The challenge in food service operations is how to deal with rising expenses without passing too much of the cost onto the consumer. The food services sector is a very competitive business and price hikes are not easily accepted by the consumer. The success of a restaurant is mostly based on delivering the value message. Once prices are raised the best outcome for an operator is to expect transactions remain flat. Restaurant menu prices in Ontario have only registered a 2.8% price increase limiting gains in profitability.
» Unfairness in Taxation of Food - While food purchased from retail stores is tax exempt, the foodservice industry continues to be charged at 13% HST even though retail stores have the largest share in profit and in growth. While restaurant sales growth is facing challenging times, retail share growth is showing significant growth.

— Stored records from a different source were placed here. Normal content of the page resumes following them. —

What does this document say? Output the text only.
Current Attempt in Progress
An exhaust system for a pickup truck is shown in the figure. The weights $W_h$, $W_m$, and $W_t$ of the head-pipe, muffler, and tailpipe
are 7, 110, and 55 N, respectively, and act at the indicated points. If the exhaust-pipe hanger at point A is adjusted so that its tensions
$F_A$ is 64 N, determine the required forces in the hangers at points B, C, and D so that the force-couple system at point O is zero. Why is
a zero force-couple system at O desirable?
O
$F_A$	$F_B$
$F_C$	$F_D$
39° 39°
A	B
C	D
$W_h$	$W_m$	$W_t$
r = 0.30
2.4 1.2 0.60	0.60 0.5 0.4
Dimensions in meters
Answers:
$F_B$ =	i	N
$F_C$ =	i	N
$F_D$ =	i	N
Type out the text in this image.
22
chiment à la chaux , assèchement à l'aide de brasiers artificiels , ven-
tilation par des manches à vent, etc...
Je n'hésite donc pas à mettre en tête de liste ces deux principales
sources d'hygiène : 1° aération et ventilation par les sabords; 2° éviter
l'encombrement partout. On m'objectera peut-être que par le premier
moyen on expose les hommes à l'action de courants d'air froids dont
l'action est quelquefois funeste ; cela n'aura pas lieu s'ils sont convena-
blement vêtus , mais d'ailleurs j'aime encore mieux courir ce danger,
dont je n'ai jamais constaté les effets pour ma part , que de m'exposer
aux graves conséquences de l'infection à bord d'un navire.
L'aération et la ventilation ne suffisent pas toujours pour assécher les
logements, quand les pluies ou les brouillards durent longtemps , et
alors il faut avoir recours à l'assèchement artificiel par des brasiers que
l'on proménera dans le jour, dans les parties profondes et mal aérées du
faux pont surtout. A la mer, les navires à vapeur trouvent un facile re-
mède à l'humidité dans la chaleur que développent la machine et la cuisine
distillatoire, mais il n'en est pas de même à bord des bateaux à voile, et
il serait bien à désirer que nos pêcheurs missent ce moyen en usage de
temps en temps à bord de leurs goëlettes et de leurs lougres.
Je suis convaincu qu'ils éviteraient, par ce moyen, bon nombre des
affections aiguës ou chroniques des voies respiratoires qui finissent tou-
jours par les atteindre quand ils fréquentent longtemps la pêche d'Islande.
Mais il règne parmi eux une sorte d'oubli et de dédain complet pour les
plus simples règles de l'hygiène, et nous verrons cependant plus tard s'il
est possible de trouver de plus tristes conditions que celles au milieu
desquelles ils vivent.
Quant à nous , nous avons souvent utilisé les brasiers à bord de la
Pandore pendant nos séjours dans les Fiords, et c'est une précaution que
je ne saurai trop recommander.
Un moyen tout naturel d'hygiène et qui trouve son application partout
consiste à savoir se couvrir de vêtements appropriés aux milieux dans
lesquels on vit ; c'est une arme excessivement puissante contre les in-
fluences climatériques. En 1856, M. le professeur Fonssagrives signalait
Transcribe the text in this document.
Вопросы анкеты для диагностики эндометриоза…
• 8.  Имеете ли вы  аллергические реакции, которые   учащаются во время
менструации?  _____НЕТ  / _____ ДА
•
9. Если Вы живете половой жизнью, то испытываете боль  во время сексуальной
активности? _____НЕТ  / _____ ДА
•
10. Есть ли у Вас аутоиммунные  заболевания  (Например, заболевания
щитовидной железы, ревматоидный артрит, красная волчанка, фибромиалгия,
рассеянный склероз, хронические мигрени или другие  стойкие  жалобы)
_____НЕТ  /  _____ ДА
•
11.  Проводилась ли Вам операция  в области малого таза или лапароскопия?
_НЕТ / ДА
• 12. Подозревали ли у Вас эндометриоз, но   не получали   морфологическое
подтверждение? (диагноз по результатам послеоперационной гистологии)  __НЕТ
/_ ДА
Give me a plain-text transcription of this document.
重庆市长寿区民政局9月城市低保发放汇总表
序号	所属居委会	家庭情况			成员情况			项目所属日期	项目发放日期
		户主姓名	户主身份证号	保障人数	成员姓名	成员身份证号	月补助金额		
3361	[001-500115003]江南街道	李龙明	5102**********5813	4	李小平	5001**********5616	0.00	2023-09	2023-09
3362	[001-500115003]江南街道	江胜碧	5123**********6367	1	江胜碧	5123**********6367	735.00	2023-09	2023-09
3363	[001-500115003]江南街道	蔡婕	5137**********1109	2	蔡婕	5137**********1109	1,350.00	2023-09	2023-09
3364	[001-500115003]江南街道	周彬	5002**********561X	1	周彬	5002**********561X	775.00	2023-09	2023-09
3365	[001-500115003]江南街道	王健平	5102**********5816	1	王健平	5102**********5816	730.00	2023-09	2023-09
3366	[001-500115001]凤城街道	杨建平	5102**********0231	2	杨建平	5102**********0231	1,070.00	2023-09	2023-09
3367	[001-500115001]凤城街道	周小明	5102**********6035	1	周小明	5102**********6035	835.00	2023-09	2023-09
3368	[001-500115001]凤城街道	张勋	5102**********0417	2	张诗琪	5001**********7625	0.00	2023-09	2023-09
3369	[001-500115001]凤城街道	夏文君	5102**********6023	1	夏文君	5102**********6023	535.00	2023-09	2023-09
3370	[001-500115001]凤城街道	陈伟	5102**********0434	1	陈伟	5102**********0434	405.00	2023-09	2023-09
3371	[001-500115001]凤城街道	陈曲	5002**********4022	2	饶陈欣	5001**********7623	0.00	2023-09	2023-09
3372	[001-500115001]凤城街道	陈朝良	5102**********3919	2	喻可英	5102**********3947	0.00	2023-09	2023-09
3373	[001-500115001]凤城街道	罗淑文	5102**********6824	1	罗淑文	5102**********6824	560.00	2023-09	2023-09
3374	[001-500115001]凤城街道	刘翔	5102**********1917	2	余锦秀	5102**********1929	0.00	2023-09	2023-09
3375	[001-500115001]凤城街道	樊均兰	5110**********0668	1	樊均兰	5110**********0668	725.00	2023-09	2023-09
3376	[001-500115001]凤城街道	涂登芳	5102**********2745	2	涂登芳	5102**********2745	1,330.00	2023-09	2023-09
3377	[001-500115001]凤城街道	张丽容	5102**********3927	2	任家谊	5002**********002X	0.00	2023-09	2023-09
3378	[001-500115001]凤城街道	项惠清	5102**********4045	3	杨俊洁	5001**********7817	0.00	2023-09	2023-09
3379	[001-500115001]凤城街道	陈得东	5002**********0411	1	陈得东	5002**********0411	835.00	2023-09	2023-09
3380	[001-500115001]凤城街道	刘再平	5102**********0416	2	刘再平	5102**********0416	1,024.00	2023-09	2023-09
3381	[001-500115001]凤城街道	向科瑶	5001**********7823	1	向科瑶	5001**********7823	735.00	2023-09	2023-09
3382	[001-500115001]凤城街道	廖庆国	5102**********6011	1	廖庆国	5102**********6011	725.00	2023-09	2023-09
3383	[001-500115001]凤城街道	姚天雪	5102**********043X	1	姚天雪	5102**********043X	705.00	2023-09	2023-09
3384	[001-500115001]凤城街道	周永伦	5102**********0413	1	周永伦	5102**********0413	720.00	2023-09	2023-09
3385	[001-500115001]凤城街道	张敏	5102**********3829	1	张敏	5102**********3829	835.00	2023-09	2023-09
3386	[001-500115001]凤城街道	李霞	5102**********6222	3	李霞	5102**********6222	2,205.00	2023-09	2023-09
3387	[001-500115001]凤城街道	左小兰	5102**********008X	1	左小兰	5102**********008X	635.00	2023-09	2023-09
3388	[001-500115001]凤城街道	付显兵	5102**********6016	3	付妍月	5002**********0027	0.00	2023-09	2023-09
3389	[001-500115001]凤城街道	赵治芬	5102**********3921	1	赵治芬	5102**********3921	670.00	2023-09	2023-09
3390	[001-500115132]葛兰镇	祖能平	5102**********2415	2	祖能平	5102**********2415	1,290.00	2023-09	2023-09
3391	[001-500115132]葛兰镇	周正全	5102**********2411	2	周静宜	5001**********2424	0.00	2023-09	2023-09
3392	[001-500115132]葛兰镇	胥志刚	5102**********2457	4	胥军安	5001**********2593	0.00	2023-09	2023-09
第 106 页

» Unfairness in Purchasing Beverage Alcohol - The licensee industry is the largest buyer of products purchased from LCBO and The Beer Store yet there is absolutely no break in pricing. A few years ago the ORHMA challenged the LCBO’s, 12% gallonage fee calling it illegal. The LCBO removed it and added a 6% mark up fee which has stayed to this day. Today licensees pay the same price as consumers for beverage alcohol being bought from the LCBO and pay more than $10 for a case of beer being purchased from The Beer Store while being restricted to promotional discounts being offered to the public. The government must not look the other way and pay attention to this unfair and uncompetitive practice that, if fixed, can support the turn around of straggling businesses. Moreover, the province of Ontario is losing out to potential investment from the USA and a new trend in domestic investment moving south of the border for the reason of non competitive and non modernized alcohol pricing policies alone.
Beverage Alcohol is a highly regulated product and all too often it seems that the notion of “social responsibility” is overemphasized and used only to benefit government price advantages such as in the HST alcohol product hikes. Let’s be realistic!